L’étudiant en Azerbaïdjani GIPA a nié l’entrée en Géorgie

Un étudiant azerbaïdjanais poursuivant une maîtrise en journalisme à l’Institut géorgien des affaires publiques (GIPA) s’est vu refuser l’entrée en Géorgie. Il n’est que le dernier d’une série de refus frontaliers, dont la majorité semble cibler les journalistes et les critiques du gouvernement de rêve géorgien.

Javid Ahmedov, 26 ans, a écrit sur Facebook samedi qu’il avait été informé à la frontière qu’il avait des amendes non rémunérées d’une valeur de 10 000 ₾ (3 700 $) pour avoir prétendument bloqué la route devant le bâtiment du Parlement géorgien à Tbilissi lors des manifestations anti-gouvernementales en cours.

«J’ai dit, je le paierai aujourd’hui, me donnerai du temps, environ 30 minutes plus tard, ils sont venus et ont dit que même si vous payez l’amende, nous ne vous laisserons pas entrer dans le pays. Quand j’ai demandé pourquoi, ils ne pouvaient donner aucune explication, ils ont juste continué à répéter «pour d’autres raisons» », a écrit Ahmedov.
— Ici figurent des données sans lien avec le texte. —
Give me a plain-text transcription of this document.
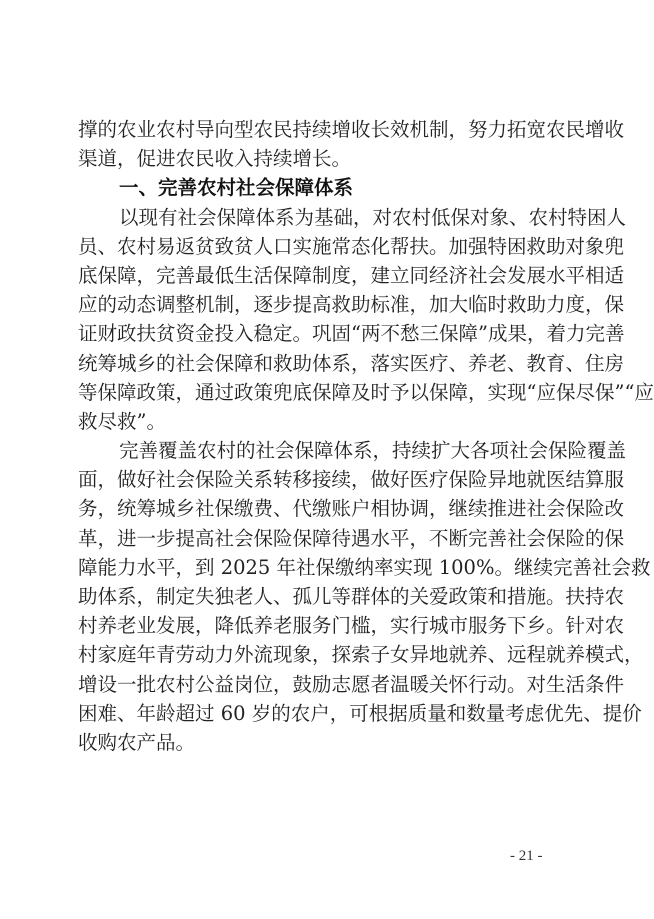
撑的农业农村导向型农民持续增收长效机制，努力拓宽农民增收
渠道，促进农民收入持续增长。
一、完善农村社会保障体系
以现有社会保障体系为基础，对农村低保对象、农村特困人
员、农村易返贫致贫人口实施常态化帮扶。加强特困救助对象兜
底保障，完善最低生活保障制度，建立同经济社会发展水平相适
应的动态调整机制，逐步提高救助标准，加大临时救助力度，保
证财政扶贫资金投入稳定。巩固“两不愁三保障”成果，着力完善
统筹城乡的社会保障和救助体系，落实医疗、养老、教育、住房
等保障政策，通过政策兜底保障及时予以保障，实现“应保尽保”“应
救尽救”。
完善覆盖农村的社会保障体系，持续扩大各项社会保险覆盖
面，做好社会保险关系转移接续，做好医疗保险异地就医结算服
务，统筹城乡社保缴费、代缴账户相协调，继续推进社会保险改
革，进一步提高社会保险保障待遇水平，不断完善社会保险的保
障能力水平，到 2025 年社保缴纳率实现 100%。继续完善社会救
助体系，制定失独老人、孤儿等群体的关爱政策和措施。扶持农
村养老业发展，降低养老服务门槛，实行城市服务下乡。针对农
村家庭年青劳动力外流现象，探索子女异地就养、远程就养模式，
增设一批农村公益岗位，鼓励志愿者温暖关怀行动。对生活条件
困难、年龄超过 60 岁的农户，可根据质量和数量考虑优先、提价
收购农产品。
- 21 -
Il a ajouté que les gardes-frontières regardaient son visa américain un par un et faisaient de sérieux visages, comme s’il s’agissait d’un grand péché « .

Ahmedov étudie le journalisme multimédia et la gestion des médias au GIPA grâce à un programme de bourses financé par le gouvernement américain pour les étudiants arméniens et azerbaïdjanais.

«  L’agression était très évidente  », a-t-il dit RFE / RL Dans une interview plus tard.

Auparavant, le 24 août, en quittant la Géorgie via la frontière terrestre avec la Turquie, Ahmedov a été informé qu’il avait une amende de 5 000 (1 900 $). À ce moment-là, Ahmedov a tenté de rester dans le pays, mais les gardes-frontières ont marqué sa sortie, lui disant qu’il pouvait payer à son retour.

«La partie la plus difficile de cette décision est l’impact sur mon éducation. Je ne pourrai peut-être pas obtenir ma maîtrise – je dois être physiquement présent pour mes examens finaux ‘, a écrit Ahmedov sur les réseaux sociaux sur le refus de l’entrée.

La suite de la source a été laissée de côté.